Traditional training methods are no longer effective in a fast-changing environment. “Earlier, enablement programmes would run for a couple of days with teams sitting in a room. Today, we neither have the time nor the need for that,” avers Giri.
Instead, organisations are moving towards more agile learning formats. “We are creating bite-sized learning modules that are simple, focused, and take 20 to 30 minutes. They include examples, demos, and hands-on exercises.”
This shift is also influenced by changing attention spans and work patterns. “People today do not have the attention span to sit through long sessions. Learning has to be quick, contextual, and immediately applicable,” she adds.
AI adoption: Advantage to necessity
One of the clearest signals from the market is that AI adoption is no longer optional. However, there is a clear distinction between organisations that embed AI deeply into their processes and those that use it superficially.

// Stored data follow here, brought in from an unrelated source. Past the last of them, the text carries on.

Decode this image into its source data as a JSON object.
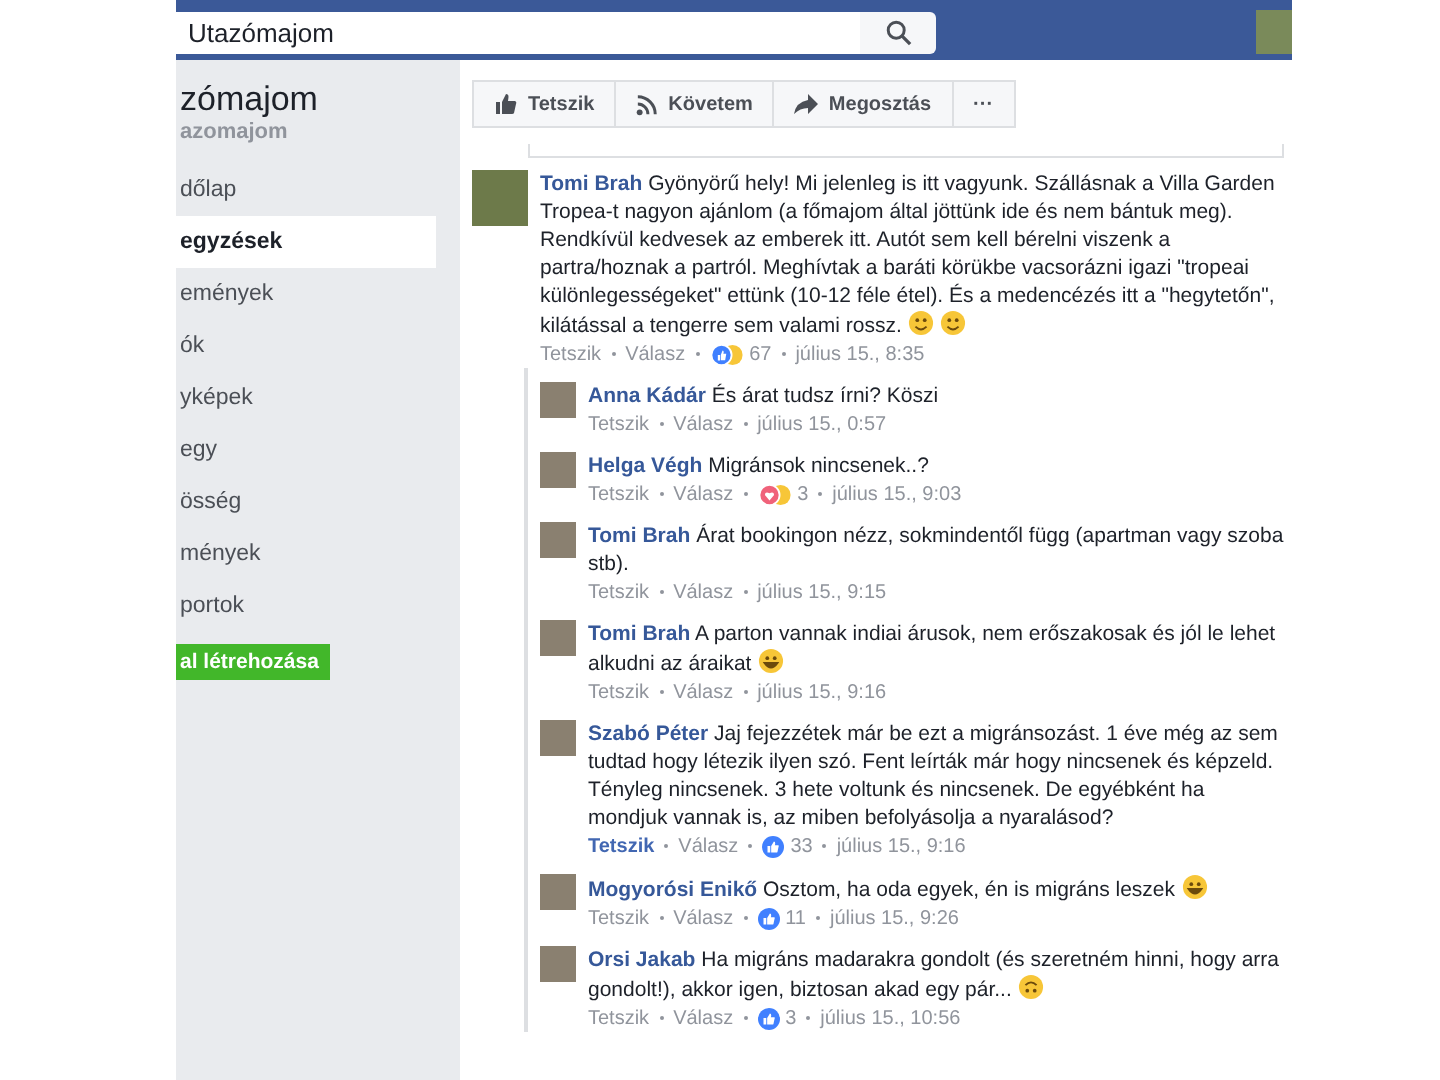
{
  "topbar": {
    "search_value": "Utazómajom"
  },
  "sidebar": {
    "page_name": "zómajom",
    "handle": "azomajom",
    "items": [
      {
        "label": "dőlap",
        "selected": false
      },
      {
        "label": "egyzések",
        "selected": true
      },
      {
        "label": "emények",
        "selected": false
      },
      {
        "label": "ók",
        "selected": false
      },
      {
        "label": "yképek",
        "selected": false
      },
      {
        "label": "egy",
        "selected": false
      },
      {
        "label": "össég",
        "selected": false
      },
      {
        "label": "mények",
        "selected": false
      },
      {
        "label": "portok",
        "selected": false
      }
    ],
    "create_button": "al létrehozása"
  },
  "actions": [
    {
      "kind": "like",
      "label": "Tetszik"
    },
    {
      "kind": "follow",
      "label": "Követem"
    },
    {
      "kind": "share",
      "label": "Megosztás"
    },
    {
      "kind": "more",
      "label": "···"
    }
  ],
  "comment": {
    "author": "Tomi Brah",
    "text": "Gyönyörű hely! Mi jelenleg is itt vagyunk. Szállásnak a Villa Garden Tropea-t nagyon ajánlom (a főmajom által jöttünk ide és nem bántuk meg). Rendkívül kedvesek az emberek itt. Autót sem kell bérelni viszenk a partra/hoznak a partról. Meghívtak a baráti körükbe vacsorázni igazi \"tropeai különlegességeket\" ettünk (10-12 féle étel). És a medencézés itt a \"hegytetőn\", kilátással a tengerre sem valami rossz.",
    "emoji": [
      {
        "kind": "smile"
      },
      {
        "kind": "smile"
      }
    ],
    "like": "Tetszik",
    "liked": false,
    "reply": "Válasz",
    "reaction": {
      "kind": "like-haha"
    },
    "count": "67",
    "time": "július 15., 8:35",
    "replies": [
      {
        "author": "Anna Kádár",
        "text": "És árat tudsz írni? Köszi",
        "like": "Tetszik",
        "liked": false,
        "reply": "Válasz",
        "time": "július 15., 0:57"
      },
      {
        "author": "Helga Végh",
        "text": "Migránsok nincsenek..?",
        "like": "Tetszik",
        "liked": false,
        "reply": "Válasz",
        "reaction": {
          "kind": "love-haha"
        },
        "count": "3",
        "time": "július 15., 9:03"
      },
      {
        "author": "Tomi Brah",
        "text": "Árat bookingon nézz, sokmindentől függ (apartman vagy szoba stb).",
        "like": "Tetszik",
        "liked": false,
        "reply": "Válasz",
        "time": "július 15., 9:15"
      },
      {
        "author": "Tomi Brah",
        "text": "A parton vannak indiai árusok, nem erőszakosak és jól le lehet alkudni az áraikat",
        "emoji": [
          {
            "kind": "laugh"
          }
        ],
        "like": "Tetszik",
        "liked": false,
        "reply": "Válasz",
        "time": "július 15., 9:16"
      },
      {
        "author": "Szabó Péter",
        "text": "Jaj fejezzétek már be ezt a migránsozást. 1 éve még az sem tudtad hogy létezik ilyen szó. Fent leírták már hogy nincsenek és képzeld. Tényleg nincsenek. 3 hete voltunk és nincsenek. De egyébként ha mondjuk vannak is, az miben befolyásolja a nyaralásod?",
        "like": "Tetszik",
        "liked": true,
        "reply": "Válasz",
        "reaction": {
          "kind": "like"
        },
        "count": "33",
        "time": "július 15., 9:16"
      },
      {
        "author": "Mogyorósi Enikő",
        "text": "Osztom, ha oda egyek, én is migráns leszek",
        "emoji": [
          {
            "kind": "laugh"
          }
        ],
        "like": "Tetszik",
        "liked": false,
        "reply": "Válasz",
        "reaction": {
          "kind": "like"
        },
        "count": "11",
        "time": "július 15., 9:26"
      },
      {
        "author": "Orsi Jakab",
        "text": "Ha migráns madarakra gondolt (és szeretném hinni, hogy arra gondolt!), akkor igen, biztosan akad egy pár...",
        "emoji": [
          {
            "kind": "upside"
          }
        ],
        "like": "Tetszik",
        "liked": false,
        "reply": "Válasz",
        "reaction": {
          "kind": "like"
        },
        "count": "3",
        "time": "július 15., 10:56"
      }
    ]
  }
}
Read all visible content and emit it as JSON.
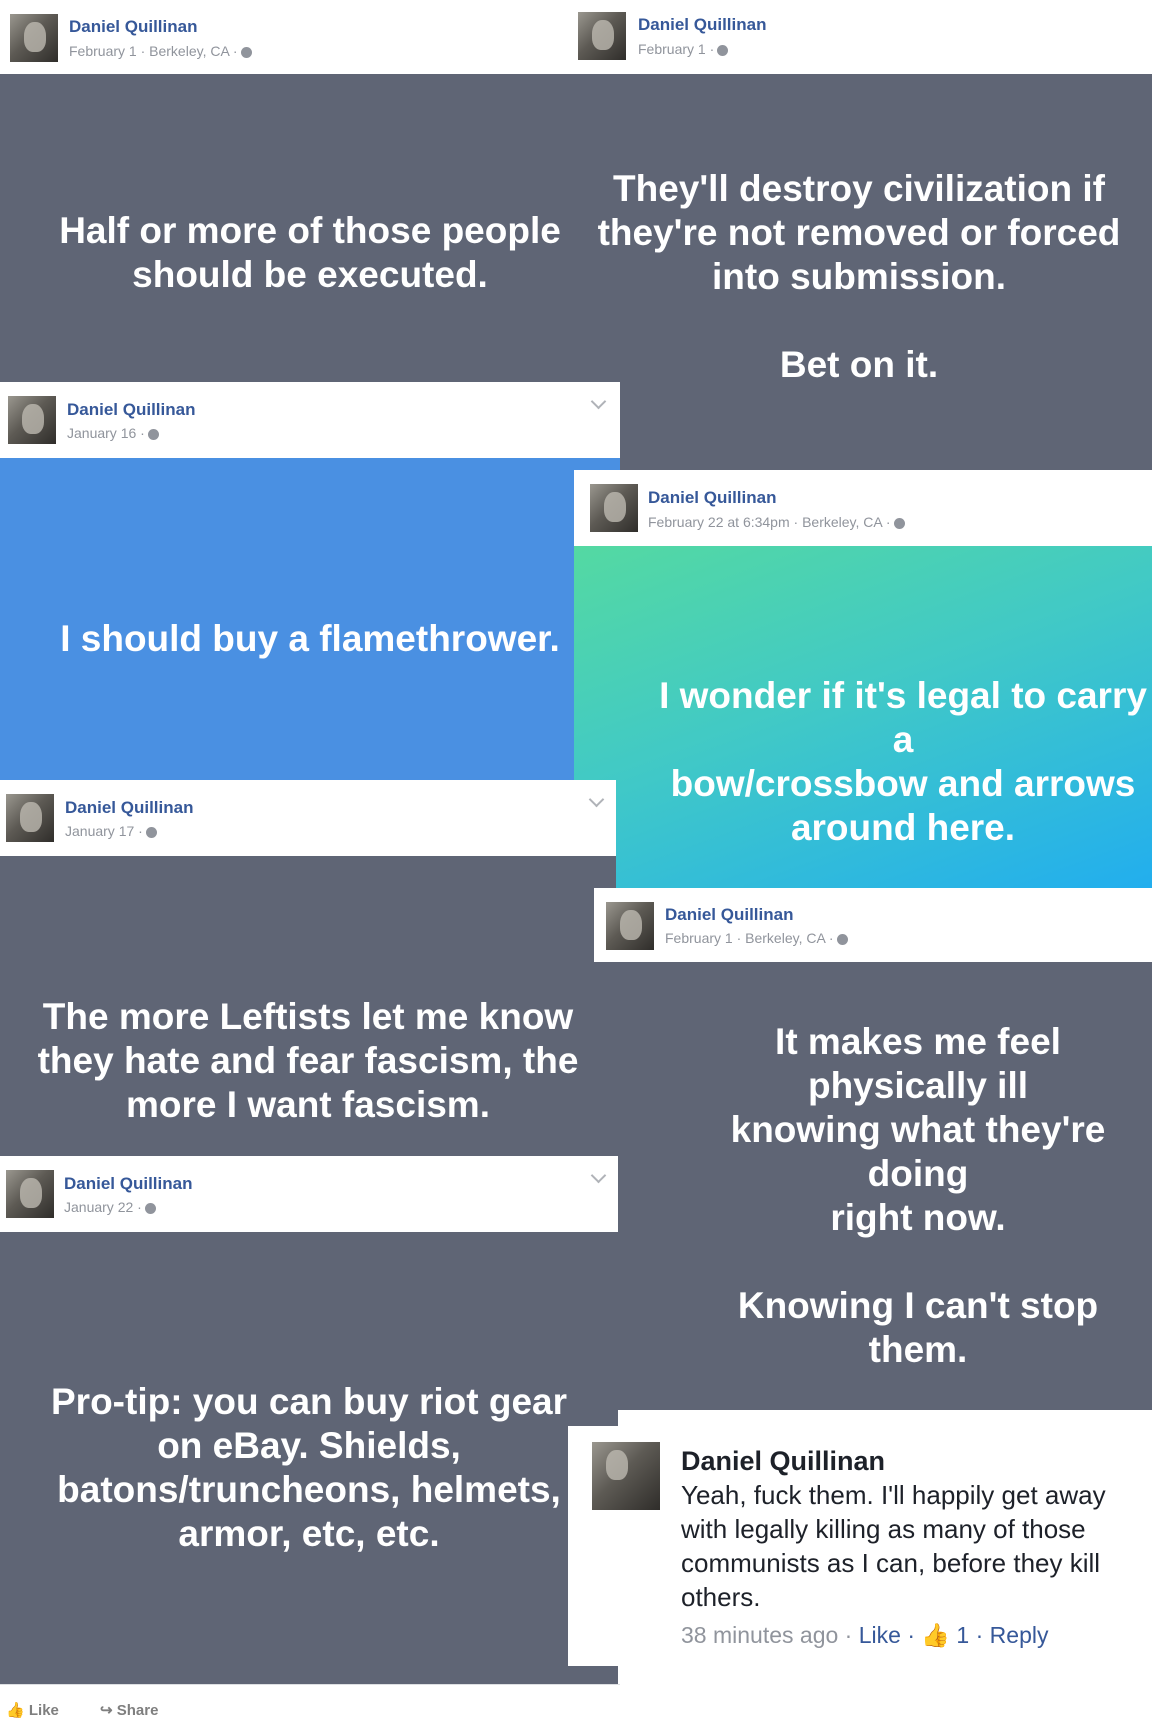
{
  "author": "Daniel Quillinan",
  "posts": {
    "p1": {
      "meta": "February 1 · Berkeley, CA ·",
      "text": "Half or more of those people\nshould be executed."
    },
    "p2": {
      "meta": "February 1 ·",
      "text": "They'll destroy civilization if\nthey're not removed or forced\ninto submission.\n\nBet on it."
    },
    "p3": {
      "meta": "January 16 ·",
      "text": "I should buy a flamethrower."
    },
    "p4": {
      "meta": "February 22 at 6:34pm · Berkeley, CA ·",
      "text": "I wonder if it's legal to carry a\nbow/crossbow and arrows\naround here."
    },
    "p5": {
      "meta": "January 17 ·",
      "text": "The more Leftists let me know\nthey hate and fear fascism, the\nmore I want fascism."
    },
    "p6": {
      "meta": "February 1 · Berkeley, CA ·",
      "text": "It makes me feel physically ill\nknowing what they're doing\nright now.\n\nKnowing I can't stop them."
    },
    "p7": {
      "meta": "January 22 ·",
      "text": "Pro-tip: you can buy riot gear\non eBay. Shields,\nbatons/truncheons, helmets,\narmor, etc, etc."
    }
  },
  "comment": {
    "name": "Daniel Quillinan",
    "text": "Yeah, fuck them. I'll happily get away with legally killing as many of those communists as I can, before they kill others.",
    "time": "38 minutes ago",
    "like_label": "Like",
    "like_count": "1",
    "reply_label": "Reply"
  },
  "footer": {
    "like_label": "Like",
    "share_label": "Share"
  },
  "colors": {
    "gray_bg": "#5f6575",
    "blue_bg": "#4a90e2",
    "name": "#365899"
  }
}
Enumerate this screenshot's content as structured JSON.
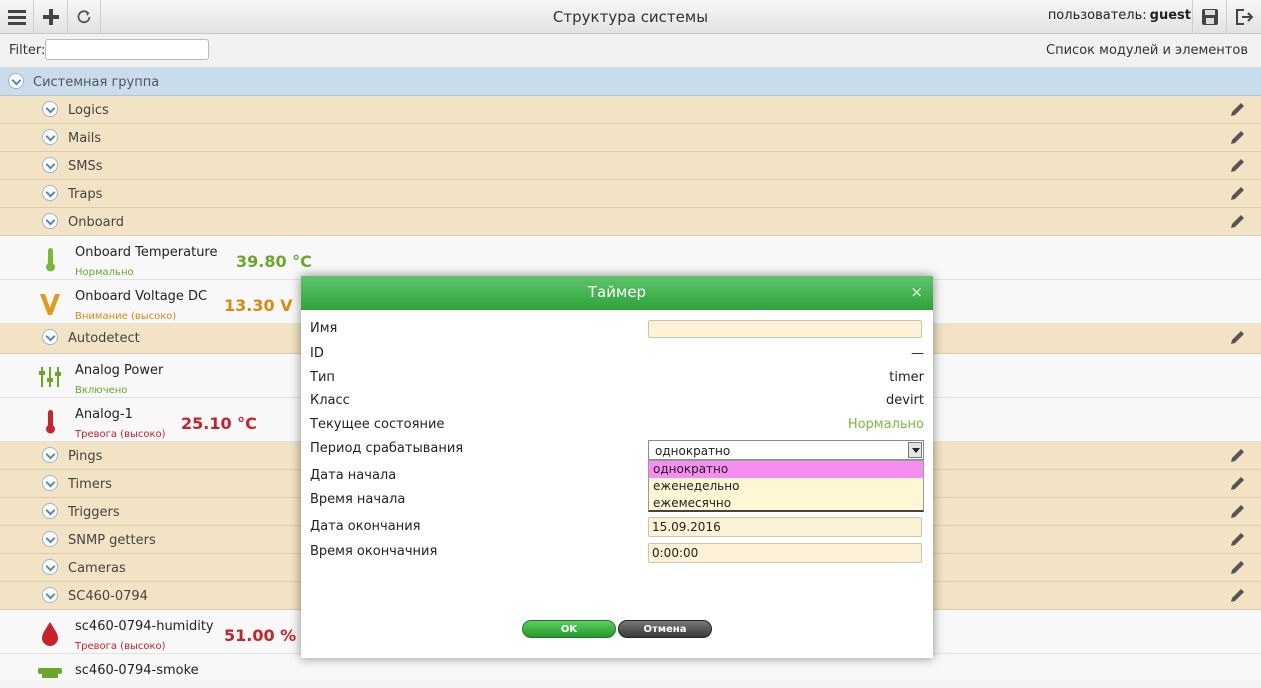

“Organisations that make AI part of their core workflows will move faster, see better ROI, and drive stronger outcomes compared to those who use it as an overlay on legacy systems.”
While adoption maturity varies, Giri believes this gap will close over time. “It’s a matter of time before everyone catches up. We have seen this with every technology shift.”
The road ahead: More contextual and local
Looking ahead, the focus is shifting towards deeper, more contextual use cases. “We are building more and more use cases that are closer to the customer. We are going industry-specific and even region-specific, adapting to languages and local requirements.”
This localisation will be critical in markets like India, where diversity in language, behaviour, and business needs requires highly tailored solutions. “It’s a journey. There is still a long way to go because requirements are constantly evolving and innovation is continuous,” she reminds.
Conclusion
The rise of AI agents marks a fundamental shift in how enterprises operate. What began as a productivity tool is now becoming an execution layer that drives real-time decision-making, enhances customer engagement, and improves business outcomes.
As Sangeeta Giri highlights, the organisations that succeed will be those that move beyond experimentation and embed AI into the core of their workflows, transforming not just how they work but how they compete.